After a colour experiment with the public – ‘look for 8 seconds at this green point’, and its after-image will appear blue – he came to the second theme in his work: raw nature. In Berlin he exhibited some man-size chunks of ice that he imported from Iceland. The ice, 15,000 years old, was beautifully contaminated with debris from an Icelandic volcano. The ice contains a lot of information about Iceland, Eliasson said. But more important was that the blocks were exhibited at -7 degrees Celsius, so a ‘mediated experience’ emerged. ‘People found it depressing and at the same time beautiful. So that made it melancholic,’ he joked.

After a series of light-experiments, sound-experiments, and light-sound-experiments Eliasson came to an angled, kaleidoscopic pavilion. He explained the irregular form by saying, ‘I play with my computer’. The designs were programmed parametrically by the programmers in his studio, he explained, and form a study into spaces without perpendicular, right angles. Next slide: an oval-shaped sun overlooks the skyline of the Dutch city of Utrecht. Illuminated from behind, the canvas is attached to the Douwe Egberts coffee factory so that the ‘sun’ is best viewed from the inner city. The suburbs look at its back, he concluded contentedly. A bigger version of this sun would appear later in the Turbine Hall of the Tate Modern in London.

Tension mounted at this point in the lecture as Eliasson announced his most important current project: a concept car for BMW. But the PowerPoint images he showed a little later were a disappointment. Tied over the body of a BMW Z8 was a textile with icicles hanging from it. ‘They are increasingly unhappy about it,’ he said of his client. But it is about the relation between the automotive industry and global warming.

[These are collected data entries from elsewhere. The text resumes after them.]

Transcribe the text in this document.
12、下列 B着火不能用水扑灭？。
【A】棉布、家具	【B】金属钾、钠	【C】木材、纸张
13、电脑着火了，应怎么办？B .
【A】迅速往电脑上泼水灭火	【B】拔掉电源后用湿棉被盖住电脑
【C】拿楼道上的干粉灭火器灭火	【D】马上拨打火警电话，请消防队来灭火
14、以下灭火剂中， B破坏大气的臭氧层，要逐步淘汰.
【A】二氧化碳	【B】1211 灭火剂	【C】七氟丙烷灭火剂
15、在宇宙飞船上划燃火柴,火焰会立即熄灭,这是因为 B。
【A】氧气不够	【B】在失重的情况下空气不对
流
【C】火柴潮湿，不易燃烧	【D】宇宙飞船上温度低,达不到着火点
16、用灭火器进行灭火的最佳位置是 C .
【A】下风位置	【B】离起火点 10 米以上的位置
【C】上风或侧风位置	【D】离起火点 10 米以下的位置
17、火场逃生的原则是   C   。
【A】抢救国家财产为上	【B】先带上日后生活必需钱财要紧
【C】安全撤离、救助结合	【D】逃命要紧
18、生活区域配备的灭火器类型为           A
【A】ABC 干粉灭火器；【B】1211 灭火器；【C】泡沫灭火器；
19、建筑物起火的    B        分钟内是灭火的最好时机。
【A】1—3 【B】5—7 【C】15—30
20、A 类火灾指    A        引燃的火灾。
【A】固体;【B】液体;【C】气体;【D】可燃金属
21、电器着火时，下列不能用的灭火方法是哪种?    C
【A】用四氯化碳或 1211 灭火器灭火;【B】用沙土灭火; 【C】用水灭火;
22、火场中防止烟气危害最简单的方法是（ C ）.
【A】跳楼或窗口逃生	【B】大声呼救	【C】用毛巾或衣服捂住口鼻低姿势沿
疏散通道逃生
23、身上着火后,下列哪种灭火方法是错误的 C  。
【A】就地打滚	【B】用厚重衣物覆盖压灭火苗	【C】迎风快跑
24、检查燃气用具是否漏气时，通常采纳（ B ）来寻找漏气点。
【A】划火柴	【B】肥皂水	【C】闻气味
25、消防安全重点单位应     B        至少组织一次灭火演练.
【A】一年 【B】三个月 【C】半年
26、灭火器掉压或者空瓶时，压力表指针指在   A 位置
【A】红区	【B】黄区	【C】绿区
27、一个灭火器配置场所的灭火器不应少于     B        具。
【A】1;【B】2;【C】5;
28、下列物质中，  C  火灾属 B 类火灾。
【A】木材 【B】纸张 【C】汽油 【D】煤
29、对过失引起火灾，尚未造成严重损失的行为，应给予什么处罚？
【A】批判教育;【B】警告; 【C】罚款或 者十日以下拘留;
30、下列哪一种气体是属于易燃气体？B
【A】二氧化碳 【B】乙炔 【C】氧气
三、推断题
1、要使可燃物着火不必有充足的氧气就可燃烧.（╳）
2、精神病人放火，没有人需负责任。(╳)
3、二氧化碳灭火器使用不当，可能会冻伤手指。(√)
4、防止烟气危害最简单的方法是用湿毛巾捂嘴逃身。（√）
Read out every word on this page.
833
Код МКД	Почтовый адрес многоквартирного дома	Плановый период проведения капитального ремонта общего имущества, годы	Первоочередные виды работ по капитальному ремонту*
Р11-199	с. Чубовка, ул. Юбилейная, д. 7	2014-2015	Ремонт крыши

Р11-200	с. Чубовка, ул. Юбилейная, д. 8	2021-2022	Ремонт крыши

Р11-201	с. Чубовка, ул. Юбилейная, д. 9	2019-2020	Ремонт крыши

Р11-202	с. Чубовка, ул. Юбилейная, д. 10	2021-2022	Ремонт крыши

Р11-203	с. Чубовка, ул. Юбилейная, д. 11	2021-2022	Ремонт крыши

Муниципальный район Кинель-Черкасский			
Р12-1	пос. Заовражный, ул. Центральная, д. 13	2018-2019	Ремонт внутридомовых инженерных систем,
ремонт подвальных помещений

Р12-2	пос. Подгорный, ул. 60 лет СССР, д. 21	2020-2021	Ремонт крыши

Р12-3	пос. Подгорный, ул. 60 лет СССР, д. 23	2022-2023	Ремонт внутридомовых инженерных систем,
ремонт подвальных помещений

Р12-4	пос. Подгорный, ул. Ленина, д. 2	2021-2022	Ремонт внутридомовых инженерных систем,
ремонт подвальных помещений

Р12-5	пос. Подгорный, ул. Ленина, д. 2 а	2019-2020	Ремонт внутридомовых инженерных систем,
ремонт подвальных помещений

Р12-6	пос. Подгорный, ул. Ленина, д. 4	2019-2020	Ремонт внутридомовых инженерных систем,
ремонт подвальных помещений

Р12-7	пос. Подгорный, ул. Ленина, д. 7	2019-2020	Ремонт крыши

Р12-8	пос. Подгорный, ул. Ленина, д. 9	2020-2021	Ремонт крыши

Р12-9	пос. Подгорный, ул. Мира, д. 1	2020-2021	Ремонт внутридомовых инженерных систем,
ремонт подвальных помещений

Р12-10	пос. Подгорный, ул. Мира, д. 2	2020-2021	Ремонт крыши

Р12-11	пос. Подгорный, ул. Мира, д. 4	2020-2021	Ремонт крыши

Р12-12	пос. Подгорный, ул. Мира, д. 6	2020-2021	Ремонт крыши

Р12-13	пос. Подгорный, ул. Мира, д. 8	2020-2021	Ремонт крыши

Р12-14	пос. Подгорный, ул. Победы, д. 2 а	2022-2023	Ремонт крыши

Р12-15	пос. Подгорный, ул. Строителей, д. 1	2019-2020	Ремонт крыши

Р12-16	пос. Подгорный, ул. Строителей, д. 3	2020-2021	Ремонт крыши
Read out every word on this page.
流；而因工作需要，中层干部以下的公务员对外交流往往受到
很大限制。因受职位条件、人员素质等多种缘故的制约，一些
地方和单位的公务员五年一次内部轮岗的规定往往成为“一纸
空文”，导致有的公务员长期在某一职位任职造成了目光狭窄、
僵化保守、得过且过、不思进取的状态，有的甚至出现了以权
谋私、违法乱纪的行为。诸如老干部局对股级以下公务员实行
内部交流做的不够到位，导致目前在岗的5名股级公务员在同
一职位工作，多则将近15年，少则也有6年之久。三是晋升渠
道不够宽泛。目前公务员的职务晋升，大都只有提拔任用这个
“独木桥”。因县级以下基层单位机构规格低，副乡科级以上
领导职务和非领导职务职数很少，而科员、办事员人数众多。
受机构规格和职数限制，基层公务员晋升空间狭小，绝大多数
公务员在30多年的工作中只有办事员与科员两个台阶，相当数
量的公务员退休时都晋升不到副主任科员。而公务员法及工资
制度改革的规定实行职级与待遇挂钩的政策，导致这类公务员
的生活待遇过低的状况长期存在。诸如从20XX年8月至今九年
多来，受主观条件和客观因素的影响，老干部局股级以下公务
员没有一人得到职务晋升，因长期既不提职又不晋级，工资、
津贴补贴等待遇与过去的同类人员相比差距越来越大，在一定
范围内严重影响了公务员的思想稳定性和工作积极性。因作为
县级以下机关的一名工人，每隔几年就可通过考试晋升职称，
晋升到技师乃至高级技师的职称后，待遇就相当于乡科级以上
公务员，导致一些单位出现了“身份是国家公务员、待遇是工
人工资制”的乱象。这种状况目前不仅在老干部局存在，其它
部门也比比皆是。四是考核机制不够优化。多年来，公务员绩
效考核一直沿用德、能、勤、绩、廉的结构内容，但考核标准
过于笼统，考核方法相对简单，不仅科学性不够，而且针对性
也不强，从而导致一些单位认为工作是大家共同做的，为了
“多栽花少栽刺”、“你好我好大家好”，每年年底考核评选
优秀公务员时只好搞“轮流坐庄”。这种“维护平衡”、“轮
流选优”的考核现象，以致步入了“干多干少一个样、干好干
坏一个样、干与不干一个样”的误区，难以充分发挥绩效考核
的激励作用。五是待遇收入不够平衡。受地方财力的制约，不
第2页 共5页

Eliasson’s spaces are about ‘people’ and ‘consequences’, as he says somewhat bombastically. Everything is about that. You have to provide people with direct feedback. Rooms have to be performative. ‘Who in our society shows some trajectories of criticality?’ Eliasson continued. ‘There are only very few places in the world that are not affirmative (to the market-place).’ That’s all he gave away. It doesn’t look like we are going to find any of that in the work of architects. They focus too much on the ‘how’, instead of the ‘why’, he complained. Working with museums and architects, Eliasson said that architects are by far the most difficult to work with.

A museum has to be relational, Eliasson thinks, just like art. Consumer society is not relational. A new product has to replace an existing one, as if it had never existed. He himself designed an alteration to the Smithsonian Museum in Washington in which he ‘related’ different parts to one another with a fully glazed exterior ramp. The glass wall undulates because otherwise one wouldn’t experience that one was actually moving. ‘Maybe too dogmatic’, he already noted luckily. It’s clear that art doesn’t become architecture just like that.

Looking into the future, Eliasson sees opportunities for a new kind of practice that actually looks just like his one: a combination of art and architecture that could attain a ‘new responsive criticality’ based on engagement with reality. Not socialist, not left wing or right wing, but providing people with a sense that their lives matter, and that they are part of a community. Social and environmental sustainability. And laughing: ‘Art shows the way’. To finish: ‘I have a dream that content wins over form. I don’t want to kill form completely, because that is what my work is about, but almost.’

After the lecture I asked Olafur Eliasson over a drink if there are any critical architects around today. His answer was surprising and almost metaphorical: architects run through life, are always in a hurry, have time for almost nothing, and are obsessed with power. Quality of life or time for a conversation hardly exists. With Rem Koolhaas he summarises ‘the architect’: ‘If you don’t say something interesting, in five seconds his attention is gone.’

In theory a building is the largest possible art installation, asserts Eliasson. Architecture, however, is not art, but a consumer product. What is promising is how more and more architects seem to find design inspiration in art. Take a look at the work of Herzog & de Meuron, for instance, or the work of Claus & Kaan here in the Netherlands.